At least I haven’t climbed without a clearance!
 
Is it normal for most NAT crossings to have some kind of oddity to it? I’ve only been doing crossings for two years and usually 6-7 a year. I feel like nearly every leg something happens like failed RCL, VHF and HF frequencies not working and others I have in my notes. From our location we spend 95% of our time in VHF for crossings and I have yet to touch the OTS yet so far which makes crossings easier.

I’ve read the 007, GOLD manual, FAA and Canadian NAT documents several times and I still feel like a muppet on some crossings. Is this just the nature of this flying or am I doing something wrong?

I don’t know what any of those manuals are, but it’s generally pretty hassle free. What *specific* problems are you encountering?
 
Haven't done an Atlantic crossing in a while. But one of my last Pacific crossings was annoying. Lost all CPDLC, SATCOM, and Datalink at the Tokyo FIR. Had to scramble to get the HF frequency, then ask for WX deviations and give my first position reports.

Then the other FO, who was flying, wanted me to ask for a direct when we weren't radar contact.
 
I don’t know what any of those manuals are, but it’s generally pretty hassle free. What *specific* problems are you encountering?
CPDLC issues seem to be my most annoying ones. Failed messages, route confirmations sent from the FMS are giving the controllers abbreviated fix names instead of the Lat/Long. This is over 3 different airframes with a Honeywell, Collins Proline 21 and Collins Proline 4.
 
Haven't done an Atlantic crossing in a while. But one of my last Pacific crossings was annoying. Lost all CPDLC, SATCOM, and Datalink at the Tokyo FIR. Had to scramble to get the HF frequency, then ask for WX deviations and give my first position reports.

Then the other FO, who was flying, wanted me to ask for a direct when we weren't radar contact.

That’s the trick THEY HATE! When you lose comms, you go direct……duh
 
annoying that the pushed routing loads as LLXX waypoints- not familiar with that system but is there some sort of configuration change in the software load that could enable the lat long waypoints? id say otherwise youd just have to make pilot defined waypoints in the appropriate naming convention for lat longs, but if youre adsc and they get the route from your fmc back immediately you wont have time to verify and validate pilot defined waypoints.
the 73 software will load lat longs like that during initial flight plan downlink, some people leave them in but that always generates a message from atc about the routing once youre logged on so the fix is to manually load the lat longs so they see what they want to see.

edit: how long after the route loading did you get the “confirm route” message?
 
You have to... otherwise CPDLC starts yelling at you for not giving it the love and care it feels it deserves.

SET MAX UPLINK DELAY TO 300s BITCH!!!

Same!
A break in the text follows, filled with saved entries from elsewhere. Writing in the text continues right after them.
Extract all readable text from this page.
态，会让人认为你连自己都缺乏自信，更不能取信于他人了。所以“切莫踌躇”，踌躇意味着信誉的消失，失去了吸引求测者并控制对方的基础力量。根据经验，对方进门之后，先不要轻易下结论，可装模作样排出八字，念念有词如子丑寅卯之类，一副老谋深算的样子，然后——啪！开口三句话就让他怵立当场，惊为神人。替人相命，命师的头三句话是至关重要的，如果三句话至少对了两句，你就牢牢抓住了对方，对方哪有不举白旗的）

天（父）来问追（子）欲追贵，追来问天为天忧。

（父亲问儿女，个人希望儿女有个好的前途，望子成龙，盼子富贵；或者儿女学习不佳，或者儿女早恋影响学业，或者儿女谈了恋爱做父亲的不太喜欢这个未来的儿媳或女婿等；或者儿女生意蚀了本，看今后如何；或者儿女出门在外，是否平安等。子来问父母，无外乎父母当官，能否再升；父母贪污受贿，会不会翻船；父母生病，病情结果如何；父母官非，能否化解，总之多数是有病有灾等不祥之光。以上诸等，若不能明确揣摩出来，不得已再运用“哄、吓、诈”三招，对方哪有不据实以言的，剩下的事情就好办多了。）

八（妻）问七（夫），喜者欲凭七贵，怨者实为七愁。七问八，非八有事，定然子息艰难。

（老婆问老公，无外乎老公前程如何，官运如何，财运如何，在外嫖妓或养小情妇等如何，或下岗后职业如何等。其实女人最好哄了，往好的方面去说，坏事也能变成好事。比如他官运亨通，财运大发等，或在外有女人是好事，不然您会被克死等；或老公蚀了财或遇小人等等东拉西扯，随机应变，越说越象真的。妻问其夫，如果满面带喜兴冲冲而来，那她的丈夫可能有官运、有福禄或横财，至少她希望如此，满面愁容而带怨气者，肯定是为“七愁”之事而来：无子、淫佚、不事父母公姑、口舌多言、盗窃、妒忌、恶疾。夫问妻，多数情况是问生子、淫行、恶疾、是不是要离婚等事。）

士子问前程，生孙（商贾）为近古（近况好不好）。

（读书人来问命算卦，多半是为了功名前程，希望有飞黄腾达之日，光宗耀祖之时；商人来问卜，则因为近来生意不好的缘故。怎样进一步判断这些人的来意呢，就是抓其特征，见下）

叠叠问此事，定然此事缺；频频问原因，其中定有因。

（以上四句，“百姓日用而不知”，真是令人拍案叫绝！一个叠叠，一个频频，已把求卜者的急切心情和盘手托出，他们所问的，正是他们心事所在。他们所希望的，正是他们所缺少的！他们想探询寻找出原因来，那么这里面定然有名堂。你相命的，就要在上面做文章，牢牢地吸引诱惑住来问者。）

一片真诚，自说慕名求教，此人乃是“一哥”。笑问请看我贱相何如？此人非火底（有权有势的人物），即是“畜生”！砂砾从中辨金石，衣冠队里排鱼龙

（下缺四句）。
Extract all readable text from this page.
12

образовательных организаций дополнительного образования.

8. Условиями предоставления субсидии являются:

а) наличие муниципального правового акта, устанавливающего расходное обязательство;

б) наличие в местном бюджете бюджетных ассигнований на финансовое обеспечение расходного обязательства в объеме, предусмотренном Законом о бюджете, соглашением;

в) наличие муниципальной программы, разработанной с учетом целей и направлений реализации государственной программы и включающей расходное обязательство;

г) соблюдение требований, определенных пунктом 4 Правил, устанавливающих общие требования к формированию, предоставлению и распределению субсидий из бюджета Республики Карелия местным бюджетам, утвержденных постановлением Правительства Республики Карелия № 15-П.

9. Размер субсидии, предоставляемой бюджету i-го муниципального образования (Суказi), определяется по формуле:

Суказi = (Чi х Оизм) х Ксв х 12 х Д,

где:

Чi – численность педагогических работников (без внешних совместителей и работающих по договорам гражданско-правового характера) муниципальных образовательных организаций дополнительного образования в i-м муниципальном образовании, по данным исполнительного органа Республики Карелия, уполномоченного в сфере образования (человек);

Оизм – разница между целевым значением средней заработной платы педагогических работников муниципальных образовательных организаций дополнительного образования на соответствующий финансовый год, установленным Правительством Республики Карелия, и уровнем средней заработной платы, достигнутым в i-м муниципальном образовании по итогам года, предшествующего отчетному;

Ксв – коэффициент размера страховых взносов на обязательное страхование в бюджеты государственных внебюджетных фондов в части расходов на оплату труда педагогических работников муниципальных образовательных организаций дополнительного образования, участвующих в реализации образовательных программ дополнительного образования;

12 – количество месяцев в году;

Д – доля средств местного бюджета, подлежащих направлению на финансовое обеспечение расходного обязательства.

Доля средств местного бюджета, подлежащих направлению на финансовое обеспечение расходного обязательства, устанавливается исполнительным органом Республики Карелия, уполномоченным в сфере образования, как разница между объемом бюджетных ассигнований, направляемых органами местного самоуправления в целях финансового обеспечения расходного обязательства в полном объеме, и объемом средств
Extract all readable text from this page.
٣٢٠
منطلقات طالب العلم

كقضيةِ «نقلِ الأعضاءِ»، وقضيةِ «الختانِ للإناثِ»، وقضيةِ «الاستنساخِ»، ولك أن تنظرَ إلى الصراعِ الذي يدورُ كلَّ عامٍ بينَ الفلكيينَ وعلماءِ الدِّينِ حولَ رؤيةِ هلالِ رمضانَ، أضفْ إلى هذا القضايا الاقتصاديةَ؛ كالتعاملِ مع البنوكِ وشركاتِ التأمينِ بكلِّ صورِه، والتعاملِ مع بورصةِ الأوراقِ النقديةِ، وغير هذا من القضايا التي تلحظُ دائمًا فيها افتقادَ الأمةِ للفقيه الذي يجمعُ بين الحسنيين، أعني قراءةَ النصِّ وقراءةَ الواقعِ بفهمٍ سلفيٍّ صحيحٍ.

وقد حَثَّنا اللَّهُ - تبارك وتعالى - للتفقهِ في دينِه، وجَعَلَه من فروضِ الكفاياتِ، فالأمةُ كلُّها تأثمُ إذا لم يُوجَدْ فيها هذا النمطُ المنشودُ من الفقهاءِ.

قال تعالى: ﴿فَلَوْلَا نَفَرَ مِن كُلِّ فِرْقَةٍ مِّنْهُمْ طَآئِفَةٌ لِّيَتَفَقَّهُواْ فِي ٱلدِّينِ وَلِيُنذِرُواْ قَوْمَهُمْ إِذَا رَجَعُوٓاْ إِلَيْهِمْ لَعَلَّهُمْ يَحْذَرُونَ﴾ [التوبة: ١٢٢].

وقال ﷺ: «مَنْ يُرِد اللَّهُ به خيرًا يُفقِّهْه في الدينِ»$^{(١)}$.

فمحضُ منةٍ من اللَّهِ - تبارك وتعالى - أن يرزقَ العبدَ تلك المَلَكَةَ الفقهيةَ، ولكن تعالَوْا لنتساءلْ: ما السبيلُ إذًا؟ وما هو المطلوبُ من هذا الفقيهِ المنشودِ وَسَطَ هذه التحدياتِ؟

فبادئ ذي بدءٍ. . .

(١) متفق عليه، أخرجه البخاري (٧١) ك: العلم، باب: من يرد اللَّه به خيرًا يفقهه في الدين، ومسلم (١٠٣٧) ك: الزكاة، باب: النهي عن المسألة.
LOL!

But never automatically! Why? I don’t know. CSC boss-man tells me to bitch at you when you do it without being prompted first.

Hamburger Method: “So this went well… [bring down furious anger]…and these other things went well”
 
annoying that the pushed routing loads as LLXX waypoints- not familiar with that system but is there some sort of configuration change in the software load that could enable the lat long waypoints? id say otherwise youd just have to make pilot defined waypoints in the appropriate naming convention for lat longs, but if youre adsc and they get the route from your fmc back immediately you wont have time to verify and validate pilot defined waypoints.
the 73 software will load lat longs like that during initial flight plan downlink, some people leave them in but that always generates a message from atc about the routing once youre logged on so the fix is to manually load the lat longs so they see what they want to see.

edit: how long after the route loading did you get the “confirm route” message?
From my notes it’s 30 seconds to a minute after accepting the reroute. Almost like it’s an automatic response to inputting the reroute.